"Las mujeres han sido hechas para ser amadas, no para ser comprendidas". Oscar Wilde
Un día de finales de Mayo, viernes, creo recordar, decidí hacer uno de mis microviajes. Me dirigí en dirección éste y en ese lado, a corta distancia y con un cierto interés, sólo tengo Aranjuez. Bien es verdad que nunca sabes dónde puedes encontrarte un secreto. A mitad del camino decidí desviarme para visitar un pequeño pueblo donde vivían unos amigos de los que no sé nada desde hace diecisiete años. A medida que me acercaba sentí una creciente inquietud. Puede producirse alejamiento con las personas que has apreciado y sentido como amigos, pero siempre permanecen en tu memoria afectiva. Probablemente lo que más deseaba, sin querer reconocerlo, era llamar a su puerta y darles un abrazo; pero sabía que no lo haría. Pensaba -han pasado tantos años que pueden haber muerto, o haber sufrido desgracias insuperables y yo he permanecido ajeno-. Aunque el distanciamiento fue por ambas partes, no podía evitar sentirme un miserable por no haberme preocupado por su vida. Ellos siempre fueron muy generosos conmigo y los míos. Turbado e inquieto entré en el pueblo que apenas reconocí e intenté llegar a la calle donde vivían.

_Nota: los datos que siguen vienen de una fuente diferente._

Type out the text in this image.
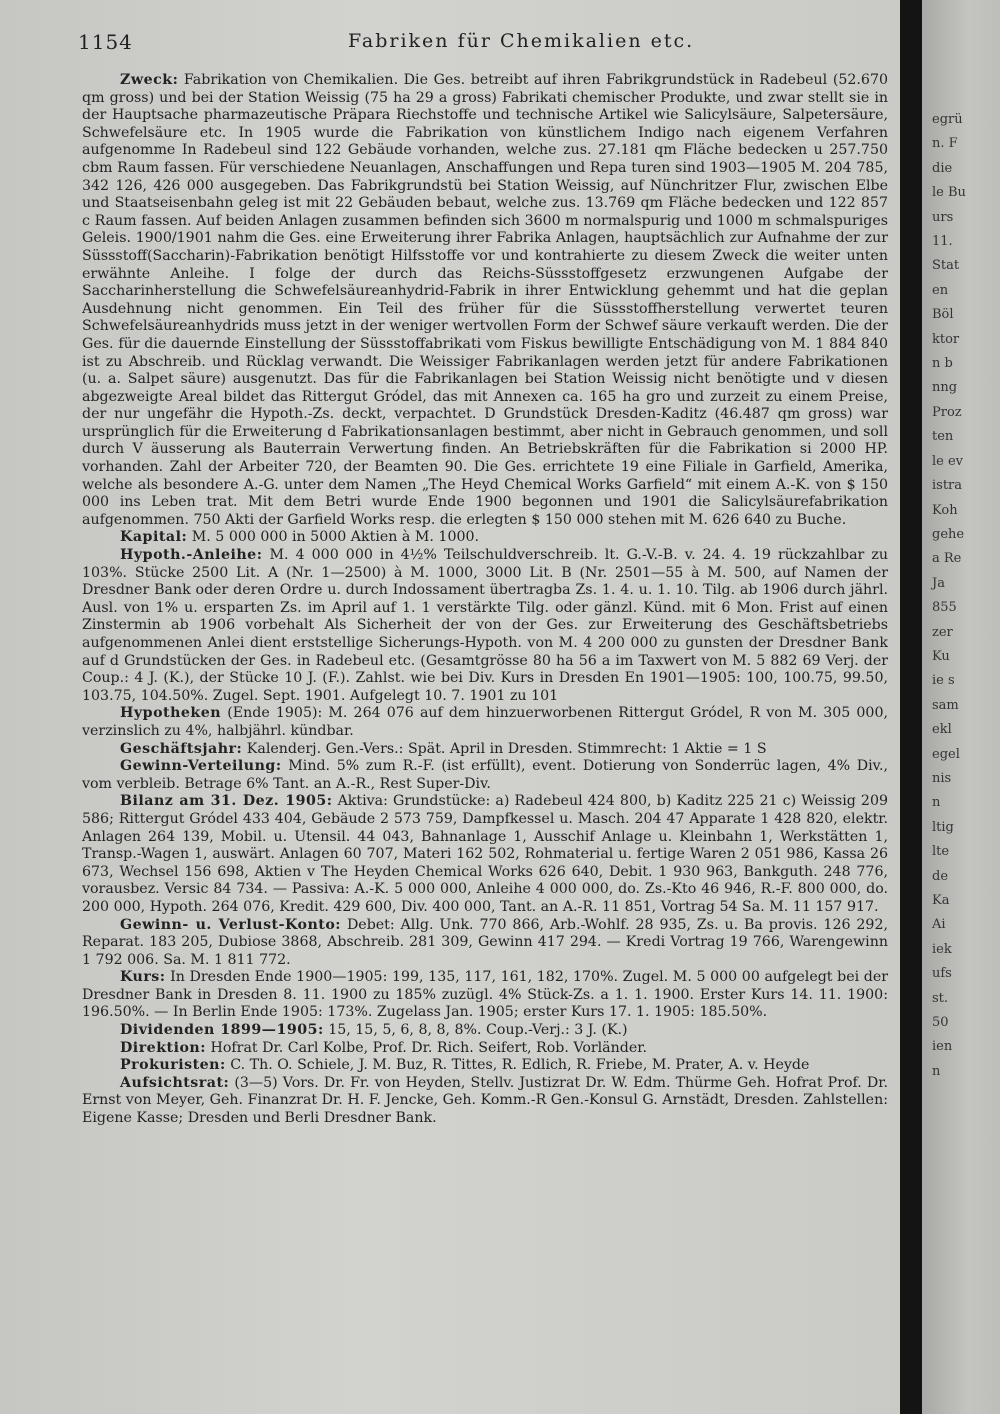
1154	Fabriken für Chemikalien etc.

Zweck: Fabrikation von Chemikalien. Die Ges. betreibt auf ihren Fabrikgrundstück in Radebeul (52.670 qm gross) und bei der Station Weissig (75 ha 29 a gross) Fabrikati chemischer Produkte, und zwar stellt sie in der Hauptsache pharmazeutische Präpara Riechstoffe und technische Artikel wie Salicylsäure, Salpetersäure, Schwefelsäure etc. In 1905 wurde die Fabrikation von künstlichem Indigo nach eigenem Verfahren aufgenomme In Radebeul sind 122 Gebäude vorhanden, welche zus. 27.181 qm Fläche bedecken u 257.750 cbm Raum fassen. Für verschiedene Neuanlagen, Anschaffungen und Repa turen sind 1903—1905 M. 204 785, 342 126, 426 000 ausgegeben. Das Fabrikgrundstü bei Station Weissig, auf Nünchritzer Flur, zwischen Elbe und Staatseisenbahn geleg ist mit 22 Gebäuden bebaut, welche zus. 13.769 qm Fläche bedecken und 122 857 c Raum fassen. Auf beiden Anlagen zusammen befinden sich 3600 m normalspurig und 1000 m schmalspuriges Geleis. 1900/1901 nahm die Ges. eine Erweiterung ihrer Fabrika Anlagen, hauptsächlich zur Aufnahme der zur Süssstoff(Saccharin)-Fabrikation benötigt Hilfsstoffe vor und kontrahierte zu diesem Zweck die weiter unten erwähnte Anleihe. I folge der durch das Reichs-Süssstoffgesetz erzwungenen Aufgabe der Saccharinherstellung die Schwefelsäureanhydrid-Fabrik in ihrer Entwicklung gehemmt und hat die geplan Ausdehnung nicht genommen. Ein Teil des früher für die Süssstoffherstellung verwertet teuren Schwefelsäureanhydrids muss jetzt in der weniger wertvollen Form der Schwef säure verkauft werden. Die der Ges. für die dauernde Einstellung der Süssstoffabrikati vom Fiskus bewilligte Entschädigung von M. 1 884 840 ist zu Abschreib. und Rücklag verwandt. Die Weissiger Fabrikanlagen werden jetzt für andere Fabrikationen (u. a. Salpet säure) ausgenutzt. Das für die Fabrikanlagen bei Station Weissig nicht benötigte und v diesen abgezweigte Areal bildet das Rittergut Gródel, das mit Annexen ca. 165 ha gro und zurzeit zu einem Preise, der nur ungefähr die Hypoth.-Zs. deckt, verpachtet. D Grundstück Dresden-Kaditz (46.487 qm gross) war ursprünglich für die Erweiterung d Fabrikationsanlagen bestimmt, aber nicht in Gebrauch genommen, und soll durch V äusserung als Bauterrain Verwertung finden. An Betriebskräften für die Fabrikation si 2000 HP. vorhanden. Zahl der Arbeiter 720, der Beamten 90. Die Ges. errichtete 19 eine Filiale in Garfield, Amerika, welche als besondere A.-G. unter dem Namen „The Heyd Chemical Works Garfield“ mit einem A.-K. von $ 150 000 ins Leben trat. Mit dem Betri wurde Ende 1900 begonnen und 1901 die Salicylsäurefabrikation aufgenommen. 750 Akti der Garfield Works resp. die erlegten $ 150 000 stehen mit M. 626 640 zu Buche.

Kapital: M. 5 000 000 in 5000 Aktien à M. 1000.

Hypoth.-Anleihe: M. 4 000 000 in 4½% Teilschuldverschreib. lt. G.-V.-B. v. 24. 4. 19 rückzahlbar zu 103%. Stücke 2500 Lit. A (Nr. 1—2500) à M. 1000, 3000 Lit. B (Nr. 2501—55 à M. 500, auf Namen der Dresdner Bank oder deren Ordre u. durch Indossament übertragba Zs. 1. 4. u. 1. 10. Tilg. ab 1906 durch jährl. Ausl. von 1% u. ersparten Zs. im April auf 1. 1 verstärkte Tilg. oder gänzl. Künd. mit 6 Mon. Frist auf einen Zinstermin ab 1906 vorbehalt Als Sicherheit der von der Ges. zur Erweiterung des Geschäftsbetriebs aufgenommenen Anlei dient erststellige Sicherungs-Hypoth. von M. 4 200 000 zu gunsten der Dresdner Bank auf d Grundstücken der Ges. in Radebeul etc. (Gesamtgrösse 80 ha 56 a im Taxwert von M. 5 882 69 Verj. der Coup.: 4 J. (K.), der Stücke 10 J. (F.). Zahlst. wie bei Div. Kurs in Dresden En 1901—1905: 100, 100.75, 99.50, 103.75, 104.50%. Zugel. Sept. 1901. Aufgelegt 10. 7. 1901 zu 101

Hypotheken (Ende 1905): M. 264 076 auf dem hinzuerworbenen Rittergut Gródel, R von M. 305 000, verzinslich zu 4%, halbjährl. kündbar.

Geschäftsjahr: Kalenderj. Gen.-Vers.: Spät. April in Dresden. Stimmrecht: 1 Aktie = 1 S

Gewinn-Verteilung: Mind. 5% zum R.-F. (ist erfüllt), event. Dotierung von Sonderrüc lagen, 4% Div., vom verbleib. Betrage 6% Tant. an A.-R., Rest Super-Div.

Bilanz am 31. Dez. 1905: Aktiva: Grundstücke: a) Radebeul 424 800, b) Kaditz 225 21 c) Weissig 209 586; Rittergut Gródel 433 404, Gebäude 2 573 759, Dampfkessel u. Masch. 204 47 Apparate 1 428 820, elektr. Anlagen 264 139, Mobil. u. Utensil. 44 043, Bahnanlage 1, Ausschif Anlage u. Kleinbahn 1, Werkstätten 1, Transp.-Wagen 1, auswärt. Anlagen 60 707, Materi 162 502, Rohmaterial u. fertige Waren 2 051 986, Kassa 26 673, Wechsel 156 698, Aktien v The Heyden Chemical Works 626 640, Debit. 1 930 963, Bankguth. 248 776, vorausbez. Versic 84 734. — Passiva: A.-K. 5 000 000, Anleihe 4 000 000, do. Zs.-Kto 46 946, R.-F. 800 000, do. 200 000, Hypoth. 264 076, Kredit. 429 600, Div. 400 000, Tant. an A.-R. 11 851, Vortrag 54 Sa. M. 11 157 917.

Gewinn- u. Verlust-Konto: Debet: Allg. Unk. 770 866, Arb.-Wohlf. 28 935, Zs. u. Ba provis. 126 292, Reparat. 183 205, Dubiose 3868, Abschreib. 281 309, Gewinn 417 294. — Kredi Vortrag 19 766, Warengewinn 1 792 006. Sa. M. 1 811 772.

Kurs: In Dresden Ende 1900—1905: 199, 135, 117, 161, 182, 170%. Zugel. M. 5 000 00 aufgelegt bei der Dresdner Bank in Dresden 8. 11. 1900 zu 185% zuzügl. 4% Stück-Zs. a 1. 1. 1900. Erster Kurs 14. 11. 1900: 196.50%. — In Berlin Ende 1905: 173%. Zugelass Jan. 1905; erster Kurs 17. 1. 1905: 185.50%.

Dividenden 1899—1905: 15, 15, 5, 6, 8, 8, 8%. Coup.-Verj.: 3 J. (K.)

Direktion: Hofrat Dr. Carl Kolbe, Prof. Dr. Rich. Seifert, Rob. Vorländer.

Prokuristen: C. Th. O. Schiele, J. M. Buz, R. Tittes, R. Edlich, R. Friebe, M. Prater, A. v. Heyde

Aufsichtsrat: (3—5) Vors. Dr. Fr. von Heyden, Stellv. Justizrat Dr. W. Edm. Thürme Geh. Hofrat Prof. Dr. Ernst von Meyer, Geh. Finanzrat Dr. H. F. Jencke, Geh. Komm.-R Gen.-Konsul G. Arnstädt, Dresden. Zahlstellen: Eigene Kasse; Dresden und Berli Dresdner Bank.

egrü
n. F
die
le Bu
urs
11.
Stat
en
Böl
ktor
n b
nng
Proz
ten
le ev
istra
Koh
gehe
a Re
Ja
855
zer
Ku
ie s
sam
ekl
egel
nis
n
ltig
lte
de
Ka
Ai
iek
ufs
st.
50
ien
n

Al doblar una esquina, frené bruscamente; a unos cien metros, delante de mí, cruzaba una mujer que me pareció mi amiga de entonces (ahora, quizá, ni siquiera me reconocería); iba con varios perros sujetos por correas. Me azoré tanto que cuando quise controlar hacia donde se dirigía la había perdido de vista. Me dije: -si es Tete y está en la calle, puedo tropezarme con ella nuevamente y no tengo ni idea de lo que hacer: ¿cómo explicar mi presencia allí, sin haber ido a su casa? ¿o cómo no saludarla, disimular y huir cobardemente?-. Seguí adelante preocupado. No encontraba su calle, quizá la evitaba porque me daba miedo llegar a su puerta y que allí estuvieran plantados, ellos, mis amigos, y me pidieran cuentas por mi silencio de casi veinte años. Podía irme sin volver la vista atrás, pero no, algo de valor me quedaba, así que seguí buscando y finalmente creo que llegué a la fachada del caserón antiguo donde vivían, aunque no estaba absolutamente seguro. La puerta grande, de madera barnizada, estaba cerrada, así que no paré, seguí adelante por miedo a que se abriera súbitamente o que en ese momento volviera mi amiga con sus perros. Me marché hacia Aranjuez. –Quizá vuelva-, me dije; sí, tengo que hacerlo y conseguir llamar a su puerta…
Que la nueva década te siente muy bien.